# Puppy crying at night.



## Alexandra333 (Dec 19, 2015)

We collected our puppy Ted on saturday, he is everything we wanted and more.. I'm not sure our other dog agrees, I'm certain he will warm to him eventually. On saturday night he was good as gold, he cried for 2 minutes after about an hour of being put to bed. However last night he was yelping and whining for the majority of the night. Now I understand many people put their puppy in the bedroom. Does this help? And does this potentially make the situation worse and mean that he will always expect to sleep in there. I understand that this question will be asked so many times, but I just cannot have him feeling so distressed. So any tips and tricks or routines which have helped yo
u would be great! Many thanks


----------



## Alinos (May 19, 2014)

My puppy did well in the crate for whole of 2 nights in the living room. Then it was moved to my bedroom and after that he's slept in my bed. 

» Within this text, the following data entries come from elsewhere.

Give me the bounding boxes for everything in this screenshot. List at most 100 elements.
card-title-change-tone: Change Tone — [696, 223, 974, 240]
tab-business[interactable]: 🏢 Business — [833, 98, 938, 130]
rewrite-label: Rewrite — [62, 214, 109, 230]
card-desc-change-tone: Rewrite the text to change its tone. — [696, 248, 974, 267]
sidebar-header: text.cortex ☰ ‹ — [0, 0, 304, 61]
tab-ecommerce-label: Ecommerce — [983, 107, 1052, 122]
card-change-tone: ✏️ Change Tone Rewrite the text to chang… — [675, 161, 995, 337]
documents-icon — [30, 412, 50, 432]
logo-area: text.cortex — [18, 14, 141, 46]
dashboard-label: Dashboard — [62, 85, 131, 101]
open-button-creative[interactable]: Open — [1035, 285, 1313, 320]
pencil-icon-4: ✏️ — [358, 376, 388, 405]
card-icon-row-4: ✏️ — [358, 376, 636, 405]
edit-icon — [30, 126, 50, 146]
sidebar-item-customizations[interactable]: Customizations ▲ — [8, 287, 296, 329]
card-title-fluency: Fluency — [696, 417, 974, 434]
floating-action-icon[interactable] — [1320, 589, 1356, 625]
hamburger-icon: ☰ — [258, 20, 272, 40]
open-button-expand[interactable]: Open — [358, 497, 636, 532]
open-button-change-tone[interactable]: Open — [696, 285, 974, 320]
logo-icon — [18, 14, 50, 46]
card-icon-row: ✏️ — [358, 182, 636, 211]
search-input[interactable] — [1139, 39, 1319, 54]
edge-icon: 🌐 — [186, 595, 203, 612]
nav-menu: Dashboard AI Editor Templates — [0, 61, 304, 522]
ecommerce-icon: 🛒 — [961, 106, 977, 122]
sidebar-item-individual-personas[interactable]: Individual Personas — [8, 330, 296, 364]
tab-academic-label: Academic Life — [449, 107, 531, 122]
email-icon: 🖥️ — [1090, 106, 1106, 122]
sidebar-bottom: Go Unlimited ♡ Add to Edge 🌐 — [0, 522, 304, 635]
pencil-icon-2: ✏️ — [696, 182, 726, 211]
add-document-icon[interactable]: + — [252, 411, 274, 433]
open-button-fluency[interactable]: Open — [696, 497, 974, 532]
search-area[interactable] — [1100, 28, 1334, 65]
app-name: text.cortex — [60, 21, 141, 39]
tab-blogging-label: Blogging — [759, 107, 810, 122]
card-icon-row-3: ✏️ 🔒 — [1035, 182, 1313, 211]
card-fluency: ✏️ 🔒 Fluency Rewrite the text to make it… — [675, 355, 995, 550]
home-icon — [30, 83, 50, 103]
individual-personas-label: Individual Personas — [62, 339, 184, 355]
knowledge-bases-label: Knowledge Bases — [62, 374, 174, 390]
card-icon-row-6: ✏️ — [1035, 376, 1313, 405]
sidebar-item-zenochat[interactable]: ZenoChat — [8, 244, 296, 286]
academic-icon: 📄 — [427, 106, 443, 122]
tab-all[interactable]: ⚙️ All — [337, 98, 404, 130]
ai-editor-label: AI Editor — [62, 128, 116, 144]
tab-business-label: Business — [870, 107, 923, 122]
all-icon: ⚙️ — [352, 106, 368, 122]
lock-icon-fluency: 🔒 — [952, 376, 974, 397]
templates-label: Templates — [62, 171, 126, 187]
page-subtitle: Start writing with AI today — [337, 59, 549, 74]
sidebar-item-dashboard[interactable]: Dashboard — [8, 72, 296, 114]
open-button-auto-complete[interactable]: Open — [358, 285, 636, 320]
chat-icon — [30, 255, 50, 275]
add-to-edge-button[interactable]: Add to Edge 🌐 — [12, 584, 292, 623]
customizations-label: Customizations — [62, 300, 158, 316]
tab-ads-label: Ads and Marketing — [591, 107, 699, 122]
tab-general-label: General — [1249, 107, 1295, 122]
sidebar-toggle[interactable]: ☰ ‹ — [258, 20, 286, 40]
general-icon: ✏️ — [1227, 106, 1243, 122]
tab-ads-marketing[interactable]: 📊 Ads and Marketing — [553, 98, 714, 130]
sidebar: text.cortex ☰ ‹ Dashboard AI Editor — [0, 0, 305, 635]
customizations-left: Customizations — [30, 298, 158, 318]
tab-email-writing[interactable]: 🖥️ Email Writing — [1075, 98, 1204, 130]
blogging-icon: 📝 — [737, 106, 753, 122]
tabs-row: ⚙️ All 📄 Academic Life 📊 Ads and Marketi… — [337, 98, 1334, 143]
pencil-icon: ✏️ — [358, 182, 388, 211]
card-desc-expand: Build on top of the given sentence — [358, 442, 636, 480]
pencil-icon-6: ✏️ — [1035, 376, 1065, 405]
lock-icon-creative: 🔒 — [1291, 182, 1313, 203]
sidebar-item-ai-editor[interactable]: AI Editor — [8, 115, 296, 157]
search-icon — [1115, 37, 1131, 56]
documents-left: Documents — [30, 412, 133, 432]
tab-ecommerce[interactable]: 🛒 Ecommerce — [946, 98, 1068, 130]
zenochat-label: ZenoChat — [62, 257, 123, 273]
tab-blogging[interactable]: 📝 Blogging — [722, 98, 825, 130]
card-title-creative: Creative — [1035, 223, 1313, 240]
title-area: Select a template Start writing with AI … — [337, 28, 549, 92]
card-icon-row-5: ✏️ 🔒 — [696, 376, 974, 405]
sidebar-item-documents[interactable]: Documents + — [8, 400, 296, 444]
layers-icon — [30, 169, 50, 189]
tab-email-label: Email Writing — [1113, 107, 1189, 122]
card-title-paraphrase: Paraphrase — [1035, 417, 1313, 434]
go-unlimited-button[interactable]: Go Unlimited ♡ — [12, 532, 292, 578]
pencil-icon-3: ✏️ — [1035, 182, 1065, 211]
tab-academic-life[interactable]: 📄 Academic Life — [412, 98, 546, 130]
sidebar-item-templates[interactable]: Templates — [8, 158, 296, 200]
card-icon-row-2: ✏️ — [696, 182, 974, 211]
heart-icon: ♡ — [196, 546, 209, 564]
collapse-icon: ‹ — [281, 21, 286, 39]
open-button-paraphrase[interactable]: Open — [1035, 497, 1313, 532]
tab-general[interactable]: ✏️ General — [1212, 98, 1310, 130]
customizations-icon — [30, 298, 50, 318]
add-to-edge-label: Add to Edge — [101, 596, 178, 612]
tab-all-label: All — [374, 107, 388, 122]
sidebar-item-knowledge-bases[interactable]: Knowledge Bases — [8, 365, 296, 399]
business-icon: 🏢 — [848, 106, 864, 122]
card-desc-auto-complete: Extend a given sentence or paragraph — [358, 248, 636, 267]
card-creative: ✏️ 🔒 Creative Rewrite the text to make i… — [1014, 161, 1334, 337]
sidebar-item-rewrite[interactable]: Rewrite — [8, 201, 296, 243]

Sent from my iPhone using Tapatalk


----------



## fairlie (Sep 7, 2013)

There must be some posters here who stuck with the crate in another room sleeping arrangement? But I believe most of us with only one dog ended up either sleeping near the pup and moving away gradually, or the reverse bringing the crate to our rooms and moving back out slowly. The "really smart ones" saw the light quickly, brought their tiny, lonely puppy into snuggle with them in bed and have never looked back.


----------



## Annabellam (Nov 3, 2015)

I know how excited you must be to have finally got a new puppy. It can really be frustrating to hear him yelping all night. However, i think it is extremely important to crate train. While it may take time to get adjusted to the crate, you can always put the crate close to your room or even in your room to be able to observe the puppy and to feel more comfortable.But then again, you'll need to get it out at some point.Here are a few things to consider when choosing a good crate.


----------



## jo_scope (Jan 15, 2016)

We just went through the same ordeal.
We decided that while we still do not want puppy sleeping in our bed, the crate came into the bedroom. Louie totally quieted down after that and we haven't had a problem with sleeping quietly since! Compared to eight hours of whining and howling, it's a no-brainer.


----------



## Alexandra333 (Dec 19, 2015)

I've decided to split his crate into 2, he has a section in my bedroom for night time.. And the other half is downstairs so it can be used when we go out/needs a nap etc. I just hope this works and he sleeps through the night. He is such an amazing puppy, virtually house trained already at just 8 weeks.. We've only had him 3 days! I do think that our other dog has been a good role model. As ted copies him when it comes to the toilet. But anyway thank you so much for the replies and advice. I shall let you know how it goes ..fingers crossed


----------



## Alexandra333 (Dec 19, 2015)

I'd just like to quickly say, Ted slept through the night ..without any poops or wees in the night or crying. So the answer is just put them in your bedroom, he was so content and it's such a relief. Thank you so much for the advice.


----------